The gift of their time is absolutely the best kind of gift they could give me. I am well aware of these fleeting days and how things can change in an instant.  I am so blessed and so thankful for my people!







Saturday, May 19, 2018

This ol' blog is collecting quite a bit of dust.  I don't really mean for it to, it's just we have a lot going on that requires me elsewhere - mostly mentally.  

But how could I not pay a little tribute to our third-born who just (ahem, in April) turned 22?


He was able to take the week off from work and head to Portland for some much-needed bro-time.
After that he headed up to the north end of Washington to spend some time with an old buddy that he doesn't get to see too often.  All in all, I think the break away from work and the usual responsibilities of home life, along with time to process the first few months of this year was a real gift to himself.


We missed him, but he planned his schedule perfectly because he was back home on the day of his birthday!
According to Matt, pumpkin pie is completely acceptable in April. 😉  It's his favorite so why not?


I'm really proud of Matt.  He has earned many awards at work for excellence.  He has put his all into his job performance and it shows to the outside looking world.  I am thankful for his work ethic.  Not because I am a bragging parent.  I just really like who he has become.


He isn't one to wear his emotions on his sleeve, but I know he is a thinker.  He has strong convictions, that don't always go along the popular path.  But, he has thought them through and he stands behind them.  I appreciate that.  He would be a good debater.  (not an arguer, but rather just one to present a position and back it up thoughtfully.)   While he isn't quiet, he is an ENFJ (Extroverted - Intuitive - Feeling - Judging) after all, but he does keep his thoughts and emotions to himself, and drawing him out takes time and patience.  I am always so thankful for those times when he is willing to let me in and see things from where he stands - from his side of the world.

I know our time with him at home is limited.  Soon he'll be off on his own, and that is good and as it should be, but why does it pull on my heart strings so much?  Maybe because I fear that time apart will drift us apart.  I don't know.  But for now... he is here and I am so thankful for this "gift of God". 

Friday, April 13, 2018

Visitors...

Last month we had some special people come to visit.  Both just wanted to see for themselves that Hannah is indeed alive and healing. 
Neither Sarah nor Grammy planned their trips to overlap, but they did for a few days, which was great for both of them being coasts apart. 
While Sarah was here, she helped me by taking over school lessons while I took Hannah to therapy appointments.

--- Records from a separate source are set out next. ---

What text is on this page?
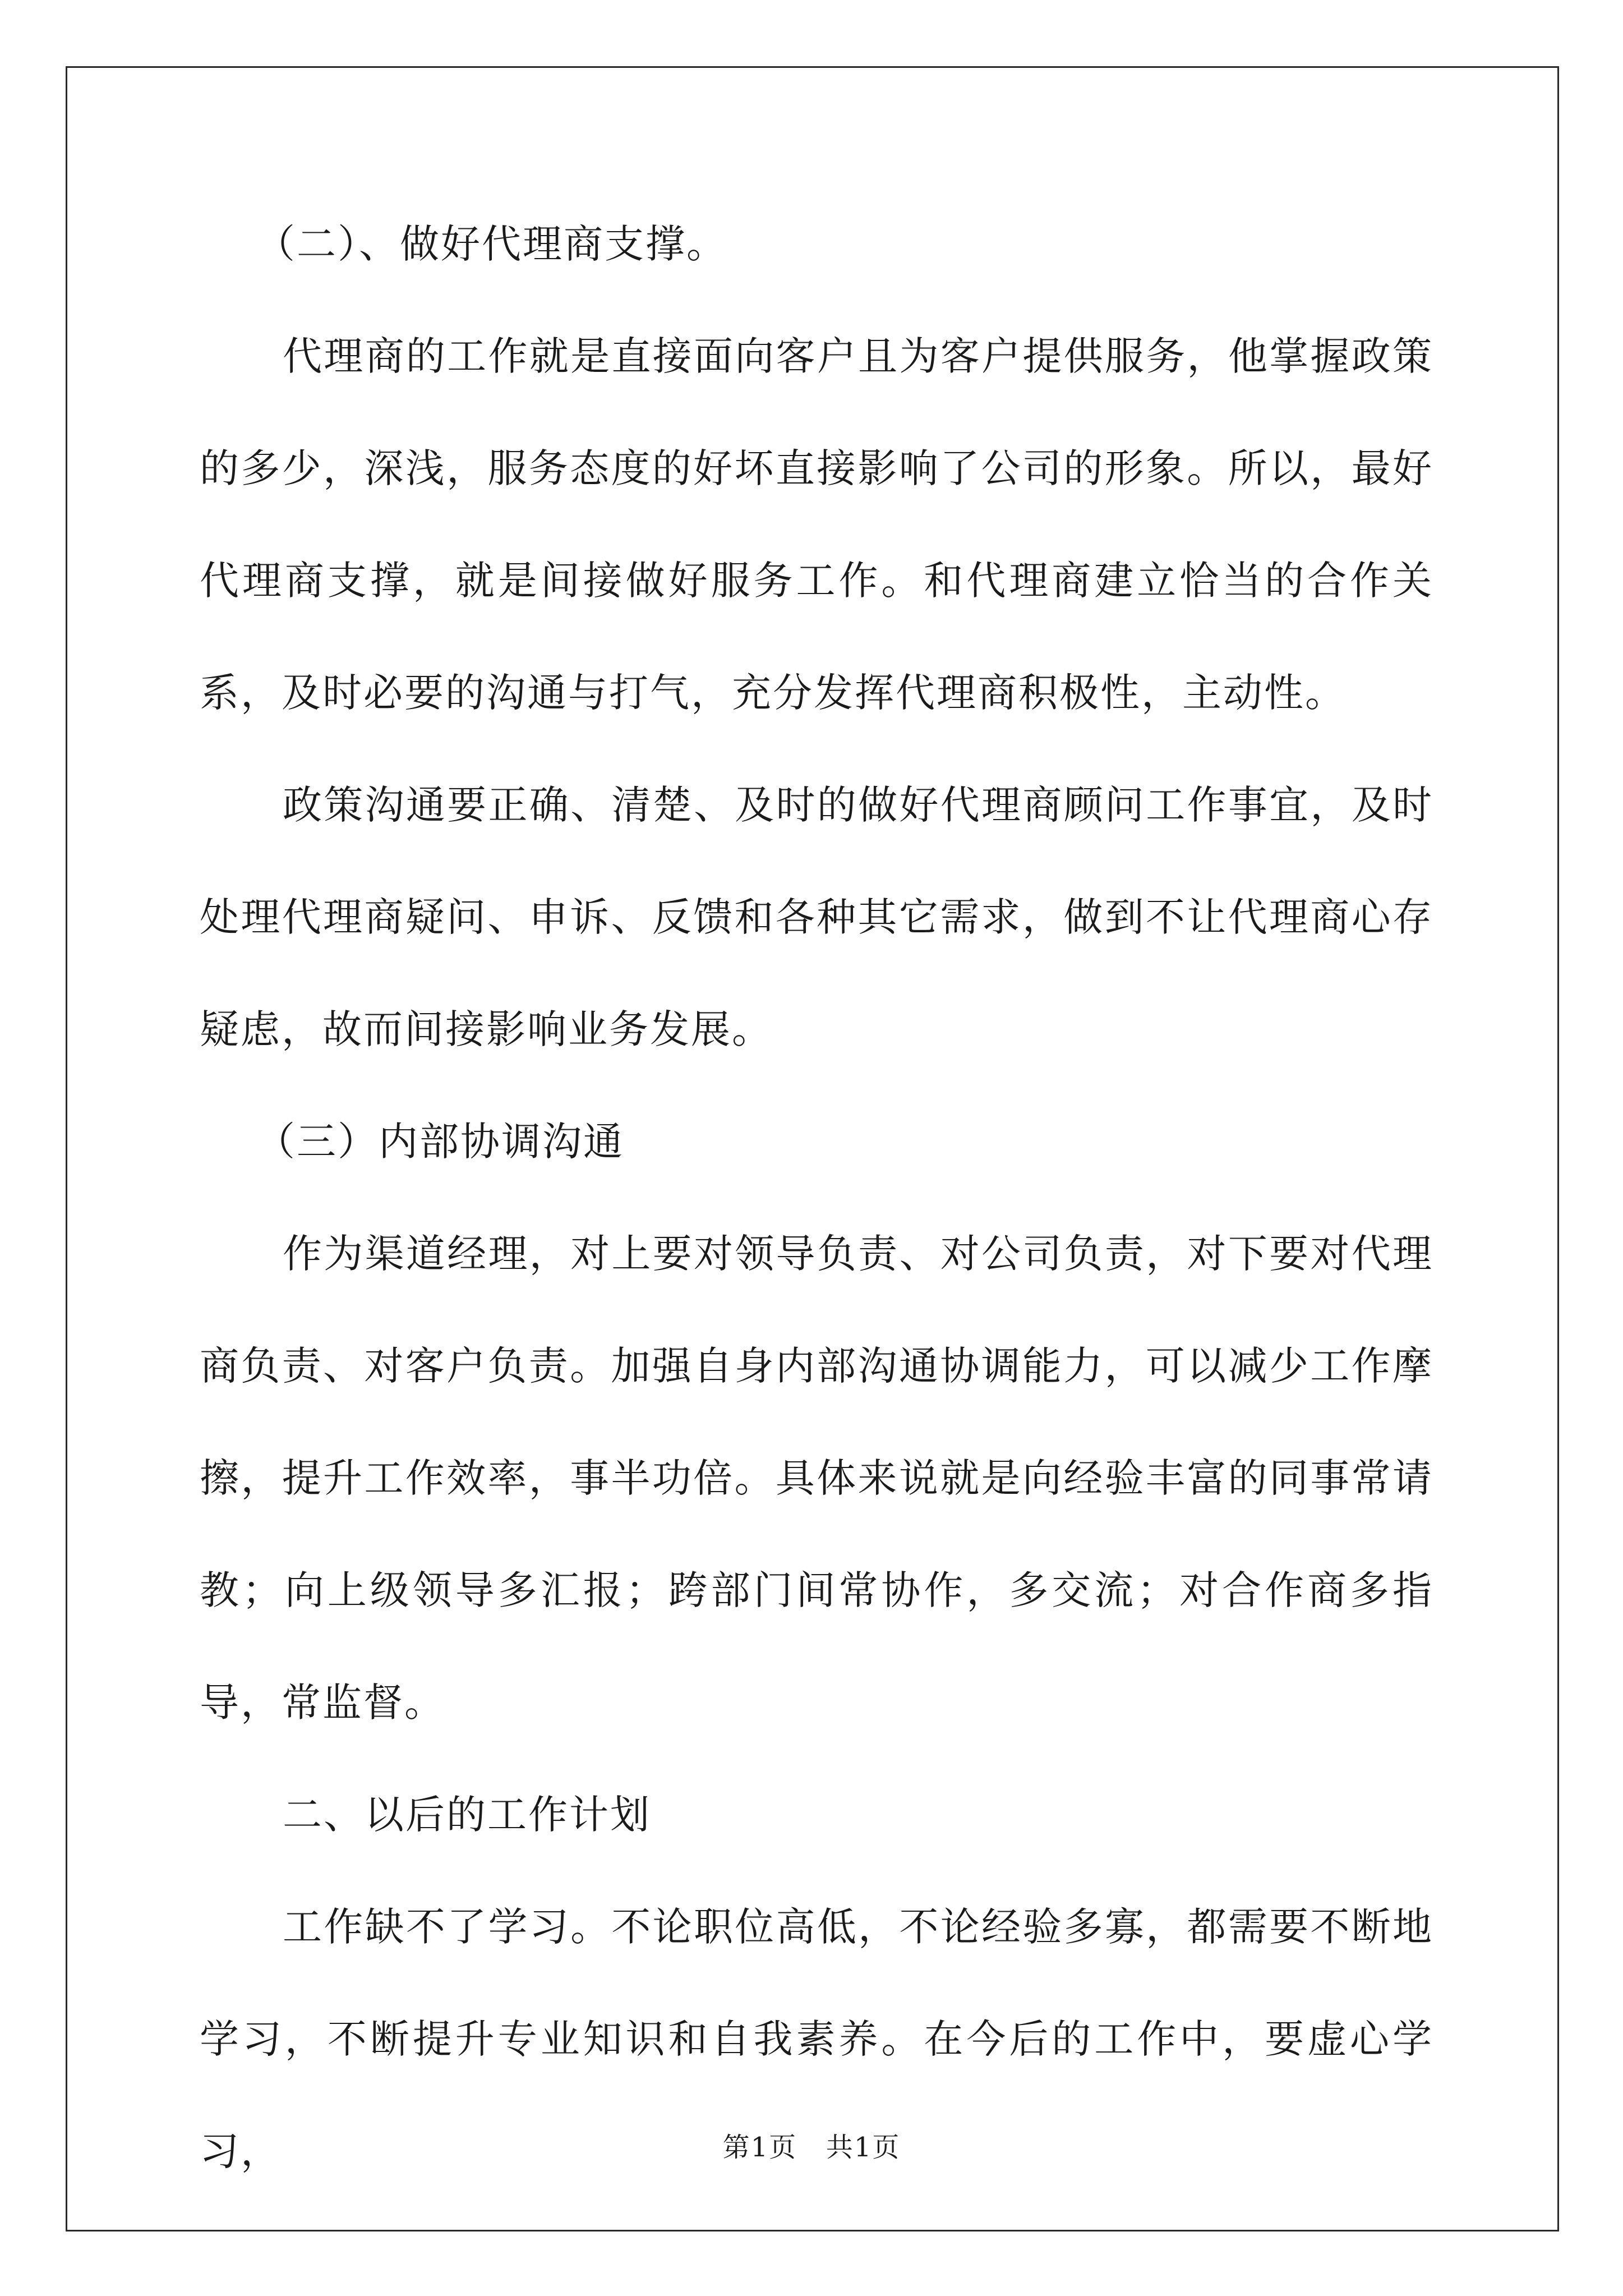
（二）、做好代理商支撑。

代理商的工作就是直接面向客户且为客户提供服务，他掌握政策的多少，深浅，服务态度的好坏直接影响了公司的形象。所以，最好代理商支撑，就是间接做好服务工作。和代理商建立恰当的合作关系，及时必要的沟通与打气，充分发挥代理商积极性，主动性。

政策沟通要正确、清楚、及时的做好代理商顾问工作事宜，及时处理代理商疑问、申诉、反馈和各种其它需求，做到不让代理商心存疑虑，故而间接影响业务发展。

（三）内部协调沟通

作为渠道经理，对上要对领导负责、对公司负责，对下要对代理商负责、对客户负责。加强自身内部沟通协调能力，可以减少工作摩擦，提升工作效率，事半功倍。具体来说就是向经验丰富的同事常请教；向上级领导多汇报；跨部门间常协作，多交流；对合作商多指导，常监督。

二、以后的工作计划

工作缺不了学习。不论职位高低，不论经验多寡，都需要不断地学习，不断提升专业知识和自我素养。在今后的工作中，要虚心学习，	第1页   共1页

Grammy spent time getting to know the kids again.  They have changed so much since she was here five years ago.   


It was a pretty low key time, which as it turned out was what we all needed. 

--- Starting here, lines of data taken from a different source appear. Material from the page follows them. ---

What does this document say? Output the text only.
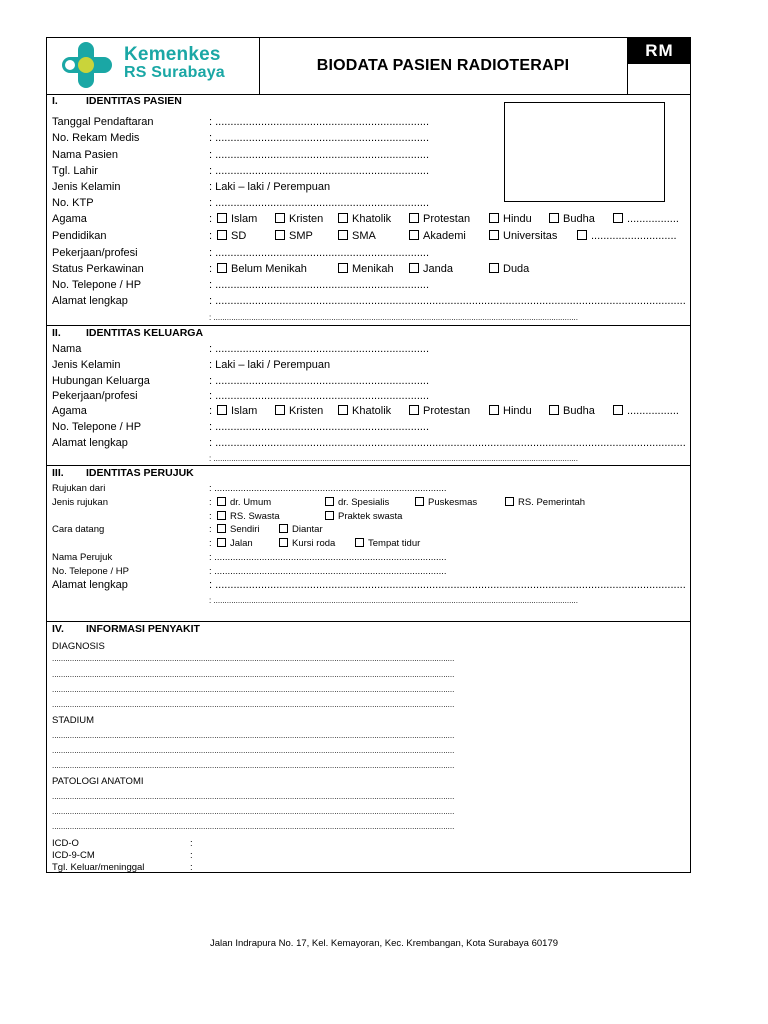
Kemenkes
RS Surabaya	BIODATA PASIEN RADIOTERAPI
RM
I.	IDENTITAS PASIEN
Tanggal Pendaftaran	: ......................................................................
No. Rekam Medis	: ......................................................................
Nama Pasien	: ......................................................................
Tgl. Lahir	: ......................................................................
Jenis Kelamin	: Laki – laki / Perempuan
No. KTP	: ......................................................................
Agama	:	Islam	Kristen	Khatolik	Protestan	Hindu	Budha	.................
Pendidikan	:	SD	SMP	SMA	Akademi	Universitas	............................
Pekerjaan/profesi	: ......................................................................
Status Perkawinan	:	Belum Menikah	Menikah	Janda	Duda
No. Telepone / HP	: ......................................................................
Alamat lengkap	: ..........................................................................................................................................................
: ....................................................................................................................................................................
II. IDENTITAS KELUARGA
Nama	: ......................................................................
Jenis Kelamin	: Laki – laki / Perempuan
Hubungan Keluarga	: ......................................................................
Pekerjaan/profesi	: ......................................................................
Agama	:	Islam	Kristen	Khatolik	Protestan	Hindu	Budha	.................
No. Telepone / HP	: ......................................................................
Alamat lengkap	: ..........................................................................................................................................................
: ....................................................................................................................................................................
III. IDENTITAS PERUJUK
Rujukan dari	: ........................................................................................
Jenis rujukan	:	dr. Umum	dr. Spesialis	Puskesmas	RS. Pemerintah
:	RS. Swasta	Praktek swasta
Cara datang	:	Sendiri	Diantar
:	Jalan	Kursi roda	Tempat tidur
Nama Perujuk	: ........................................................................................
No. Telepone / HP	: ........................................................................................
Alamat lengkap	: ..........................................................................................................................................................
: ....................................................................................................................................................................
IV. INFORMASI PENYAKIT
DIAGNOSIS
.....................................................................................................................................................................................
.....................................................................................................................................................................................
.....................................................................................................................................................................................
.....................................................................................................................................................................................
STADIUM
.....................................................................................................................................................................................
.....................................................................................................................................................................................
.....................................................................................................................................................................................
PATOLOGI ANATOMI
.....................................................................................................................................................................................
.....................................................................................................................................................................................
.....................................................................................................................................................................................
ICD-O	:
ICD-9-CM	:
Tgl. Keluar/meninggal	:
Jalan Indrapura No. 17, Kel. Kemayoran, Kec. Krembangan, Kota Surabaya 60179
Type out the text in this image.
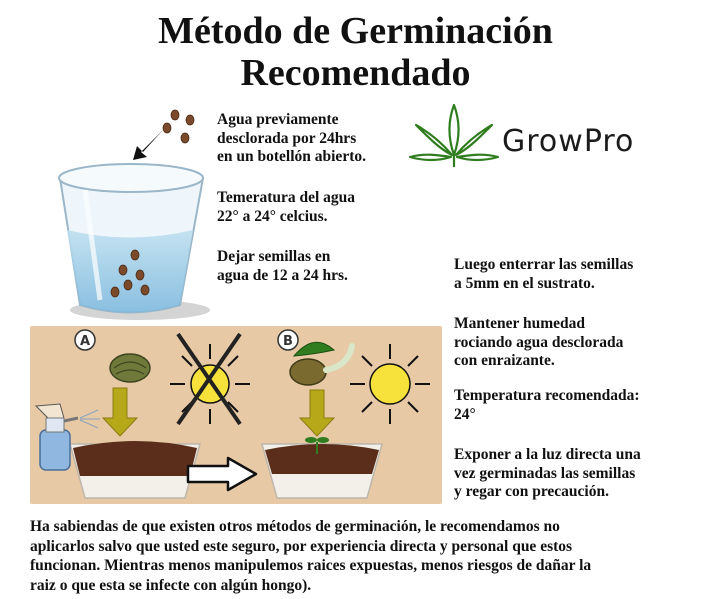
Método de Germinación
Recomendado
Agua previamente
desclorada por 24hrs
en un botellón abierto.
Temeratura del agua
22° a 24° celcius.
Dejar semillas en
agua de 12 a 24 hrs.
GrowPro
A	B
Luego enterrar las semillas
a 5mm en el sustrato.
Mantener humedad
rociando agua desclorada
con enraizante.
Temperatura recomendada:
24°
Exponer a la luz directa una
vez germinadas las semillas
y regar con precaución.
Ha sabiendas de que existen otros métodos de germinación, le recomendamos no
aplicarlos salvo que usted este seguro, por experiencia directa y personal que estos
funcionan. Mientras menos manipulemos raices expuestas, menos riesgos de dañar la
raiz o que esta se infecte con algún hongo).
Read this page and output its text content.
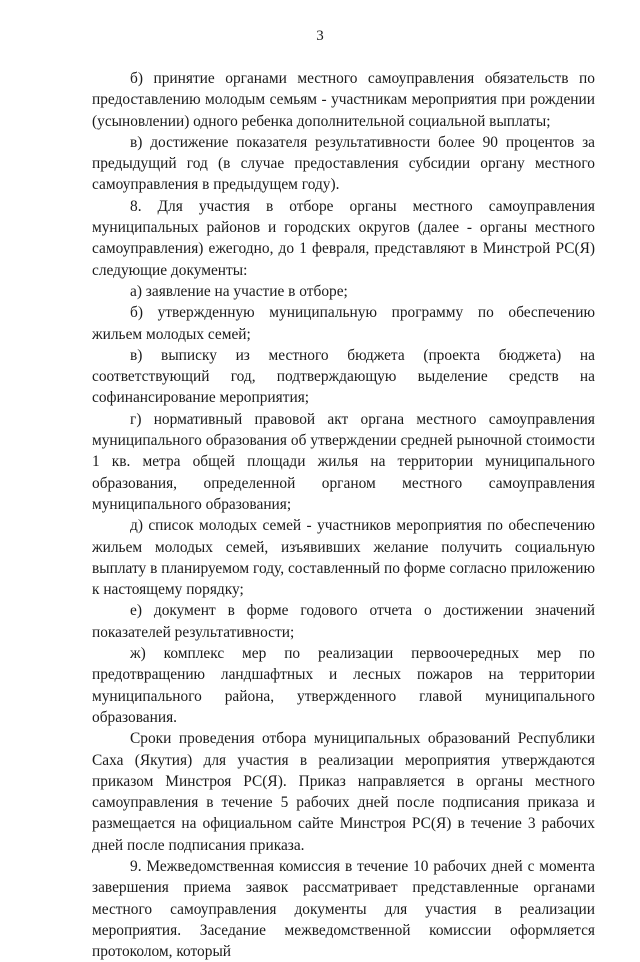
3

б) принятие органами местного самоуправления обязательств по предоставлению молодым семьям - участникам мероприятия при рождении (усыновлении) одного ребенка дополнительной социальной выплаты;

в) достижение показателя результативности более 90 процентов за предыдущий год (в случае предоставления субсидии органу местного самоуправления в предыдущем году).

8. Для участия в отборе органы местного самоуправления муниципальных районов и городских округов (далее - органы местного самоуправления) ежегодно, до 1 февраля, представляют в Минстрой РС(Я) следующие документы:

а) заявление на участие в отборе;

б) утвержденную муниципальную программу по обеспечению жильем молодых семей;

в) выписку из местного бюджета (проекта бюджета) на соответствующий год, подтверждающую выделение средств на софинансирование мероприятия;

г) нормативный правовой акт органа местного самоуправления муниципального образования об утверждении средней рыночной стоимости 1 кв. метра общей площади жилья на территории муниципального образования, определенной органом местного самоуправления муниципального образования;

д) список молодых семей - участников мероприятия по обеспечению жильем молодых семей, изъявивших желание получить социальную выплату в планируемом году, составленный по форме согласно приложению к настоящему порядку;

е) документ в форме годового отчета о достижении значений показателей результативности;

ж) комплекс мер по реализации первоочередных мер по предотвращению ландшафтных и лесных пожаров на территории муниципального района, утвержденного главой муниципального образования.

Сроки проведения отбора муниципальных образований Республики Саха (Якутия) для участия в реализации мероприятия утверждаются приказом Минстроя РС(Я). Приказ направляется в органы местного самоуправления в течение 5 рабочих дней после подписания приказа и размещается на официальном сайте Минстроя РС(Я) в течение 3 рабочих дней после подписания приказа.

9. Межведомственная комиссия в течение 10 рабочих дней с момента завершения приема заявок рассматривает представленные органами местного самоуправления документы для участия в реализации мероприятия. Заседание межведомственной комиссии оформляется протоколом, который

We did, however, take Grammy to our favorite coffee house.  Since it's just down the street from the hospital where Hannah has her therapy, we thought we would take her and pass the time of her appointment by playing some games all the while introducing Grammy to the world of specialty coffee.

We brought sketch pads too.


even hot cocoa get's latte art. 😍

Games we brought:   Go Fish, Snappy Dressers, and Story Cubes





It was fun to show her a day in our life...



Even though it was a rather ordinary visit, it was sprinkled with special moments.